La Déclaration canadienne des droits et libertés et la Révolution tranquille ont changé la donne dans les années 1960.

Les documents de M. Blais risquent de faire jaser le voisinage. «Ça prouve qu’il y avait beaucoup d’endoctrinement de la part de l’Église», estime l’analyste programmeur.
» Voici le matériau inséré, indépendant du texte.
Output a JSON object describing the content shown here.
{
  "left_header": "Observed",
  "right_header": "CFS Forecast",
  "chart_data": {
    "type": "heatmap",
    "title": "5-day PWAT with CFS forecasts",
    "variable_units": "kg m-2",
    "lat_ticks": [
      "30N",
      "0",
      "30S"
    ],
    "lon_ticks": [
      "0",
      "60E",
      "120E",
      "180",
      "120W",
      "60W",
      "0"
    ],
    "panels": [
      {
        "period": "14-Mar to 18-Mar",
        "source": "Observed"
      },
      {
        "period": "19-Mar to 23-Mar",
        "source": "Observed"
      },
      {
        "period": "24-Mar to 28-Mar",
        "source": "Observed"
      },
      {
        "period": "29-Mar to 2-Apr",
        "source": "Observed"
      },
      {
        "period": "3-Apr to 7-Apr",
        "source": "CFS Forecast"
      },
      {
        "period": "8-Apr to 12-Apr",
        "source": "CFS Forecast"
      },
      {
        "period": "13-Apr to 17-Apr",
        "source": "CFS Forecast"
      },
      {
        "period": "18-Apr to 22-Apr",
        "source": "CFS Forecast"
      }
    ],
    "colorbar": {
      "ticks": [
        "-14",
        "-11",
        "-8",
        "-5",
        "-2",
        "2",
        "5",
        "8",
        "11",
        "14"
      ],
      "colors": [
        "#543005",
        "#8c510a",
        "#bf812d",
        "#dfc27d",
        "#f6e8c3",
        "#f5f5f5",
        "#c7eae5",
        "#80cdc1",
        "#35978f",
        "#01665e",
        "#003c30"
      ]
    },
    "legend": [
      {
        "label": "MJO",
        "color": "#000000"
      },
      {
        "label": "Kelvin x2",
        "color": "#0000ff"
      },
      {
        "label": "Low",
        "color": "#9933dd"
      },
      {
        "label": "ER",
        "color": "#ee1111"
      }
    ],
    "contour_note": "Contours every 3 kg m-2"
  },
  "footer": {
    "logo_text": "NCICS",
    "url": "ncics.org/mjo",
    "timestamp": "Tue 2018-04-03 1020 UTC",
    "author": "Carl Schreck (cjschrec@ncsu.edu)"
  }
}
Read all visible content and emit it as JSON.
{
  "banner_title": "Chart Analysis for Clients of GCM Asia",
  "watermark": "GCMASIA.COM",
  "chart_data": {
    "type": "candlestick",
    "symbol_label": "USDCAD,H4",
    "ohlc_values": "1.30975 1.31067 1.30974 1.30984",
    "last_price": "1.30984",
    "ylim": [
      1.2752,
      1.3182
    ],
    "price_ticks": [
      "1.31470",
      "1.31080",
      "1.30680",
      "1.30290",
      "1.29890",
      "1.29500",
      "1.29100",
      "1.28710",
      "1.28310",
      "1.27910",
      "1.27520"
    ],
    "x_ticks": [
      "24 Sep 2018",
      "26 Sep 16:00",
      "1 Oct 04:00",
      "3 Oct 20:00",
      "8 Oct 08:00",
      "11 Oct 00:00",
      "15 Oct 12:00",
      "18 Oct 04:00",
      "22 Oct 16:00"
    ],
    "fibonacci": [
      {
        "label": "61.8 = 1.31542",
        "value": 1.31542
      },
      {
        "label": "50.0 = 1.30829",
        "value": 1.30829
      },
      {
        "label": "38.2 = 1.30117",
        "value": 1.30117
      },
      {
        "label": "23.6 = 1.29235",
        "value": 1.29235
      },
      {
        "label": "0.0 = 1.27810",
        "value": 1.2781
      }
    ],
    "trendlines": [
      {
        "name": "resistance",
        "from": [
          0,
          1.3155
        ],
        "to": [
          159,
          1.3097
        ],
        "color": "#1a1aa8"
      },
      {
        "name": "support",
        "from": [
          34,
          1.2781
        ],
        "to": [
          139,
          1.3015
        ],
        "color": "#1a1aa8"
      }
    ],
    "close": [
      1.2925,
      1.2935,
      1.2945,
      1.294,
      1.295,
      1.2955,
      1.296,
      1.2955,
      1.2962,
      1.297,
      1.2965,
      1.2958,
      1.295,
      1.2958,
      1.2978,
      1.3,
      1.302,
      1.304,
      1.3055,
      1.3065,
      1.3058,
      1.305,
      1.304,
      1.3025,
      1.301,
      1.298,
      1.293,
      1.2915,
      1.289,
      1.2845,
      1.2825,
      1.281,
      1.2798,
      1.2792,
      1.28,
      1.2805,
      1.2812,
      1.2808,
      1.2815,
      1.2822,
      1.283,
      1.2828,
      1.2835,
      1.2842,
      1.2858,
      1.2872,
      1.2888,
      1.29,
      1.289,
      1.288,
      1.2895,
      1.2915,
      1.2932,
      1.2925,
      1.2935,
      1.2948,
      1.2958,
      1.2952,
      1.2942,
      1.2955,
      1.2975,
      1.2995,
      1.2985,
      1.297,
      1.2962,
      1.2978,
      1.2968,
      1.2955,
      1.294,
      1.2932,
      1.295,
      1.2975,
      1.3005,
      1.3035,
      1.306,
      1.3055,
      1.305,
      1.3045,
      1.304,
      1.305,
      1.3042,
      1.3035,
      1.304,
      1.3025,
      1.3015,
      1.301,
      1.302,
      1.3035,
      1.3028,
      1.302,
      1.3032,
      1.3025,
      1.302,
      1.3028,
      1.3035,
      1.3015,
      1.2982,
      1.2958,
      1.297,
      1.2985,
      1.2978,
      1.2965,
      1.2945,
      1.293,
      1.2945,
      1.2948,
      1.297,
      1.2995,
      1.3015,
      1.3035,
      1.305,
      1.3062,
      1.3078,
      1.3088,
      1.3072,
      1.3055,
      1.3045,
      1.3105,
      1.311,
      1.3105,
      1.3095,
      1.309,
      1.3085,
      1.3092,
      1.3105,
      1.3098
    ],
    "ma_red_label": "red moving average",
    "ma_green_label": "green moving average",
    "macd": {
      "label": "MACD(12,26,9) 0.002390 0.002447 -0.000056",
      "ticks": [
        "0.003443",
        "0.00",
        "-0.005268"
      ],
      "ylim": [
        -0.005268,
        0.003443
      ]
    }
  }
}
Autres exemples de racisme

Au Forum
 
Un soir de juillet 1936, la taverne du Forum de Montréal a refusé de servir le Jamaïcain Fred Christie parce qu’il était Noir. 
 
Il a alors entamé une poursuite en dommage et intérêt de 200 $ contre le Forum. Le juge lui a accordé 25 $ et l’établissement a dû payer ses frais juridiques. 
 
La taverne en a appelé de la décision. En décembre 1939, la Cour suprême du Canada a jugé que le commerce était libre de refuser tout membre du public.  
 
Une union condamnée
 
John Nesbit, un homosexuel de 60 ans, a demandé une allocation de conjoint en 1986. Sa demande a été rejetée, le conjoint étant défini comme une personne du sexe opposé. Le Québec est devenu la première province du pays, en 1997, à interdire la discrimination basée sur l’orientation sexuelle. 
 
Discrimination envers une autochtone
 
L’Autochtone Sandra Lovelace a perdu son statut d’Indienne en 1970 en épousant un Américain. Un homme dans la même position aurait pu le conserver. En 1977, elle a déposé une plainte au Comité des droits de l’homme des Nations unies pour discrimination fondée sur le sexe. En 1985, le Canada a redonné le statut d’Indien aux Amérindiennes mariées à des non-Autochtones et à leurs enfants.